From Professor Emerita Miriam Gilbert:
Oliver was one of our valued colleagues in the Department of English. Born in Birmingham, Alabama, in 1928, he never lost his Southern accent, or his charm or his dry wit; he took his undergraduate and master’s degrees at Auburn University and his Ph.D. at the University of Virginia (1965). Oliver taught at the University of Virginia between 1959 and 1967, then joined the University of Iowa’s Department of English in 1967, and retired in 1992. I had the privilege of teaching with Oliver (and Bill Kupersmith) in one of the department’s signature courses, the Literature Semester; that meant, among other memorable moments, leading a discussion on Book I of The Faerie Queene, using the splendid edition that Oliver and Robert Kellogg had edited.

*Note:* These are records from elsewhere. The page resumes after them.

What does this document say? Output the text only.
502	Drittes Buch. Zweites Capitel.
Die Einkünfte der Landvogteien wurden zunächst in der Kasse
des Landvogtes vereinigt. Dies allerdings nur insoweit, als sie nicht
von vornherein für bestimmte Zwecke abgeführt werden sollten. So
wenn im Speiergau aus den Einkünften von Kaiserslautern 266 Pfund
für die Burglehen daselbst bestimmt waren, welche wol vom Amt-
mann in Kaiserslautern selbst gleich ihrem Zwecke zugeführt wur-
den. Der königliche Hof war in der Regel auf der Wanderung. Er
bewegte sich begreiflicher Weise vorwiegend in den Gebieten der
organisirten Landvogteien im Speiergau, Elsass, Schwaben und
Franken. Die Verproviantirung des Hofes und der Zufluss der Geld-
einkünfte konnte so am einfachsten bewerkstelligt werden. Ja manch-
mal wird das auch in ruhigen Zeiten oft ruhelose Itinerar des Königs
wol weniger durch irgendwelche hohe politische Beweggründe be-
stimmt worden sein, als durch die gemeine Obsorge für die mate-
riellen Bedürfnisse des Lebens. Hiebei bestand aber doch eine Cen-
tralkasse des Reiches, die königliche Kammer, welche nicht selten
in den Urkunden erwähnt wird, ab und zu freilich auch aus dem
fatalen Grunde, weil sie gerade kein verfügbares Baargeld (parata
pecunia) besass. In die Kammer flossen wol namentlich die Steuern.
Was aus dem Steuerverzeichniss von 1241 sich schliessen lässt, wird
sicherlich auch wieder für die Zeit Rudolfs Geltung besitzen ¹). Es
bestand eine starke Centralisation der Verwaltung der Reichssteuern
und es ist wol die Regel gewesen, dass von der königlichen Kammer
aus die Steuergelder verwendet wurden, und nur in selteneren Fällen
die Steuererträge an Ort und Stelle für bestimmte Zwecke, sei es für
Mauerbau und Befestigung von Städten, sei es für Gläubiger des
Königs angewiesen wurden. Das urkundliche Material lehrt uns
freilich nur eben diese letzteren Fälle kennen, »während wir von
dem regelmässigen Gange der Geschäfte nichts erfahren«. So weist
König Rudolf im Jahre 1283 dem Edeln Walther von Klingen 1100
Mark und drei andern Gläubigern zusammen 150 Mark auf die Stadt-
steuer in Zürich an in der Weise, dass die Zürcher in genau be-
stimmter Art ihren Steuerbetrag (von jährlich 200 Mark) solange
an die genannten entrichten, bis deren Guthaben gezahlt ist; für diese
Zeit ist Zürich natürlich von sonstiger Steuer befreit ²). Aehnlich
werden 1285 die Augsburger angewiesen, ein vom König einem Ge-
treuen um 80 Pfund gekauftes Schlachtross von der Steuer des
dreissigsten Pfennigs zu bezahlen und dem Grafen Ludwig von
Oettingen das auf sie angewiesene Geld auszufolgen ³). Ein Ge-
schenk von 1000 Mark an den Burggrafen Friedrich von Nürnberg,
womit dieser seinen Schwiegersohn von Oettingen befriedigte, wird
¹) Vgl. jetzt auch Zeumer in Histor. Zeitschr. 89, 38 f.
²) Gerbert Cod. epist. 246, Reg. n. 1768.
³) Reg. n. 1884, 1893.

From Professor Florence Boos:
When I first entered the English Department in 1973 I came to appreciate Oliver Steele for his kindness, tolerance, and zest for intellectual conversation and debate. In department meetings he was an eloquent and persuasive speaker, never quarrelsome even when others were heated, and always open to new ideas and persons of all backgrounds. He loved historical poetry, and I enjoyed co-teaching with him a course in “Spenser and Tennyson.” Oliver was also remarkable for his willingness to read many new books each semester in order to discuss them with the graduate students who flocked to him for independent study courses. He is fitly characterized by Chaucer’s famous tribute to a scholar: “Gladly wolde he lerne and gladly teche.”
Oliver Lee Steele, Jr., 90, of Iowa City, passed away on December 5th, 2018, at his home.
No services are planned at this time. In lieu of flowers, memorial donations can be made to Southern Poverty Law Center or Audubon Society.
Oliver was born in Birmingham, Alabama, on May 13, 1928, son of Oliver Lee and Mary Lucile (Abernethy) Steele, Sr. Oliver graduated from Auburn University, served in the armed forces in Germany and on return received a PhD in English from the University of Virginia.
In 1967, Oliver was hired on as a professor of English at the University of Iowa, where he taught for several decades, retiring in 1992. As a professor at Iowa, Oliver was passionate about introducing the world of literature to his many students. His research and publications were centered on bibliography and poets of the Elizabethan era.
In retirement, Oliver and Joy shared a love of reading mystery novels, working their way through the vast collection at the Iowa City Public Library. He loved the outdoors and in later life spent much of his time along side Joy walking in nature. As avid birdwatchers, they had many favorite local spots like Kent State Park and the Iowa Field Campus and every so often would venture out on longer trips around the country, where they could witness migrating birds.
When not engaged in those activities, Oliver enjoyed watching baseball, especially his beloved Cubs. He was a gentle and reserved man who cared deeply about his work and issues of social justice.
Oliver is survived by his wife, Joy (Cogdell) Steele; two sisters, Ann Andrews and Mary Lynch; his children, Christopher (Monica) of Ely, MN, Mark (Janet Lilly) of Greensboro, NC, Eleanor of Iowa City, Andrew of Staatsburg, NY and Paul (Anne) of Austin TX, and his much-loved grandchildren, Emma, Jimmy, Elizabeth, Grace, Samuel, and Theo.
Oliver was preceded in death by his son-in-law, Kirk Walther of Iowa City.